Protect Yourself. Always be careful when entering a damaged building. Do not touch downed power lines or objects in contact with downed lines.
♦ When returning home, turn off the main electrical circuit switch before heading back inside. Stand on a dry surface and do not touch the metal handle of the switch box. Use a piece of heavy rubber, plastic or a piece of dry wood to open the metal door and throw the switch.
♦ Do not use matches or turn on light switches until you know it is safe.
♦ Sniff for gas leaks. If you smell gas or suspect a leak, turn off the main gas valve, open windows and evacuate. Call the gas company immediately.
♦ Keep a watch for holes in the floor, loose boards, and broken glass.
♦ If your home has been flooded, check for snakes and other animals that may have entered the property.
Protect Your Property. If you need to make immediate repairs (ie. tarp on roof or boards on windows), take pictures before starting, and keep all receipts for your insurance company.
Prepare a List. Before you start the cleanup, prepare an inventory of all damaged or destroyed personal property (your home inventory list will help you greatly at this point).

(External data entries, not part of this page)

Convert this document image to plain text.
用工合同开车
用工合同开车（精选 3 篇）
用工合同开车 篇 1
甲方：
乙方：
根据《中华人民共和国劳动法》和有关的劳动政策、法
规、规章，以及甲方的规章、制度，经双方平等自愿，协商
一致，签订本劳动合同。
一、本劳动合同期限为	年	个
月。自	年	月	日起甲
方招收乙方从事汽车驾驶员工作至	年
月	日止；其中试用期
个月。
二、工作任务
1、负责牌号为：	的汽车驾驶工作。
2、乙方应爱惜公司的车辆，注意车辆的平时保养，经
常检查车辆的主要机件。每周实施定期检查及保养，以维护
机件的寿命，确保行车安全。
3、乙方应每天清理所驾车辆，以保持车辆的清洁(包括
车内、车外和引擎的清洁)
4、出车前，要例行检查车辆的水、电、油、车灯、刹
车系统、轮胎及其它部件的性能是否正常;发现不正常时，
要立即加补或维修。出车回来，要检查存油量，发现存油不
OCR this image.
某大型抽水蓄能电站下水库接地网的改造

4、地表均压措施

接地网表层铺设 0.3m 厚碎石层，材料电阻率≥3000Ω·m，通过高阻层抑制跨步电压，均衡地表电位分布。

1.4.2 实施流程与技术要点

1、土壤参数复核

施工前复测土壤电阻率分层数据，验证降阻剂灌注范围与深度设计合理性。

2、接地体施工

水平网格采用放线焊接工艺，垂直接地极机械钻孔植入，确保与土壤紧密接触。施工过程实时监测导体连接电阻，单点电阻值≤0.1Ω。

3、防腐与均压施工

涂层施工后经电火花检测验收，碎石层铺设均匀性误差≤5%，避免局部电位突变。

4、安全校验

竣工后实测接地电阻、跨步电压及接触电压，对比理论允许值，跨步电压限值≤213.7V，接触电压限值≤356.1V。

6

Keep Receipts. If your home is uninhabitable due to storm damage and you must seek other lodging, keep all your receipts. Most insurance policies reimburse for emergency lodging and food.
♦ If you lost power, check your refrigerator for food that may have been spoiled. Read your insurance policy to see if you have coverage for spoiled food. If you do, document your losses so you can get reimbursed.

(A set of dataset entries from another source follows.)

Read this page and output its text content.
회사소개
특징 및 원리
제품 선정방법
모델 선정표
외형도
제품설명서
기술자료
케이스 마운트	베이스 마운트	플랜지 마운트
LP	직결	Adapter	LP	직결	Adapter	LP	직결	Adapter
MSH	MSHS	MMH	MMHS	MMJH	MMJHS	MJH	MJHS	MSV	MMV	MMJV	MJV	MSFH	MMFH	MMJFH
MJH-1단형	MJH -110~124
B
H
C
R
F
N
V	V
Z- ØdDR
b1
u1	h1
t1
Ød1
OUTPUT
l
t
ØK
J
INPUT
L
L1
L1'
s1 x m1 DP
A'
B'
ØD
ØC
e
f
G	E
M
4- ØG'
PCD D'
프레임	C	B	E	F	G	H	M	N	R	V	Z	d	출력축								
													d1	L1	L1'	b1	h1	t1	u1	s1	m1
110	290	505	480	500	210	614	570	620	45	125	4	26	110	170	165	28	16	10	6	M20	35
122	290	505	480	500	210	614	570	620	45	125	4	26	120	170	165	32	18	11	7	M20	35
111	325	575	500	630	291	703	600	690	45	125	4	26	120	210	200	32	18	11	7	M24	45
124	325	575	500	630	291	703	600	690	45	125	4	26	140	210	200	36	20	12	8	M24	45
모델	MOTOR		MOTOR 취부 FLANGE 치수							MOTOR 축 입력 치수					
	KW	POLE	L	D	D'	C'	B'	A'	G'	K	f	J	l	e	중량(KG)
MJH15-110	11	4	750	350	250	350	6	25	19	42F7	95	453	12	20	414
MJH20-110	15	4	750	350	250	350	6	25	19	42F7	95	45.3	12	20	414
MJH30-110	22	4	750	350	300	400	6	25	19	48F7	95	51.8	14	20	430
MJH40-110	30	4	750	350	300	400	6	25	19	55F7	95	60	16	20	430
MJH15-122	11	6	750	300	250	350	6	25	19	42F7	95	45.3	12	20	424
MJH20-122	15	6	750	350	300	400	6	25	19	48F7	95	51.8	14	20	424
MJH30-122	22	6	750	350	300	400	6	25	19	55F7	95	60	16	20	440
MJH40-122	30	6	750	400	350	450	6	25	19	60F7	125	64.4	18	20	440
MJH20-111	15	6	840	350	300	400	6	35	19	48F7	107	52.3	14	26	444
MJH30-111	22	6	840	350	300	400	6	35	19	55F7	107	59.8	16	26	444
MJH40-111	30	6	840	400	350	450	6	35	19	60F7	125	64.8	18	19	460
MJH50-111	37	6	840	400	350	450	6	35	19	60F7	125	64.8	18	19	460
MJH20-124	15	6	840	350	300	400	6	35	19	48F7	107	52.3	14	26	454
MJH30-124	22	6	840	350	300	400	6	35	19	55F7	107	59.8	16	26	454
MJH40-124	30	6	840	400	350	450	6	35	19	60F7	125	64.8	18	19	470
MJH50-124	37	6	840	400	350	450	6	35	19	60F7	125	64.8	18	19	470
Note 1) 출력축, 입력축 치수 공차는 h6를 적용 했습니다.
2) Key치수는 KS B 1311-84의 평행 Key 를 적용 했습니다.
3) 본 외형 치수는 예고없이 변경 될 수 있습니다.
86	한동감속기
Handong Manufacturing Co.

Submit Claim. After you’ve examined everything and determined the extent of the damage, call Gulfstream at 866.485.3005 to start the claims process. Keep a written record of everyone you talk to about your insurance claim, including the date of the conversation and a summary of what was said.

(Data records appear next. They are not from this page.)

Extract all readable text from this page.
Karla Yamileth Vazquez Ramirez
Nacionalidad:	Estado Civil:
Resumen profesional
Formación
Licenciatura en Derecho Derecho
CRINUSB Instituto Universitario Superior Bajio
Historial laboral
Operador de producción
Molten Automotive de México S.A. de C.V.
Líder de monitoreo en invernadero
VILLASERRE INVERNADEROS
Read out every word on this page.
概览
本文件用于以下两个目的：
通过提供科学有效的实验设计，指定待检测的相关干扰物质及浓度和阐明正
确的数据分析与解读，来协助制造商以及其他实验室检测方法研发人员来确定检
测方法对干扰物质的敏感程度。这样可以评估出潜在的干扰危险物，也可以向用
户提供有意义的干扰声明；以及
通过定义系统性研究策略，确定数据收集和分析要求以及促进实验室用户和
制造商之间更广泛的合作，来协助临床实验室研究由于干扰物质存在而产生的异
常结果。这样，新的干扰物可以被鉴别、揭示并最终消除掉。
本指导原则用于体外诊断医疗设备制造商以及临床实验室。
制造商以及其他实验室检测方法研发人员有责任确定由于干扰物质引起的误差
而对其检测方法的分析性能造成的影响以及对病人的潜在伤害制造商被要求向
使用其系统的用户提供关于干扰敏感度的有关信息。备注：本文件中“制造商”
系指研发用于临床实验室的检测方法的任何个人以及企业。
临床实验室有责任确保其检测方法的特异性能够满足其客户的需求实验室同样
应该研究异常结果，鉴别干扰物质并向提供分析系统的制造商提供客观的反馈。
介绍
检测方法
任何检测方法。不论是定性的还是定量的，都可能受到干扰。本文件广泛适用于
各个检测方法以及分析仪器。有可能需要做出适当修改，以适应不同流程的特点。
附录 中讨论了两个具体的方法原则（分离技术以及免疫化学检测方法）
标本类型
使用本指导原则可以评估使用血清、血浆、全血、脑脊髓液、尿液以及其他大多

♦ When you call customer service to make your claim, you can request a list of contractors for emergency help. If you utilize a contractor to help secure and protect your property, be sure to keep the receipts.
Get the Proper Help. After you file a claim you’ll need the right professional to assist you; one you can trust to do only the highest quality work. We have worked with many skilled professionals across the Gulf Coast*. Please visit www.gspcic.com/aob for a list of helpful hints when hiring a contractor.
Read the Fine Print. When getting quotes and discussing contracts read everything, including the fine print, of anything you are asked to sign. Some contractors may request you sign an Assignment of Benefits (AOB), which is basically transferring your claim interest over to them.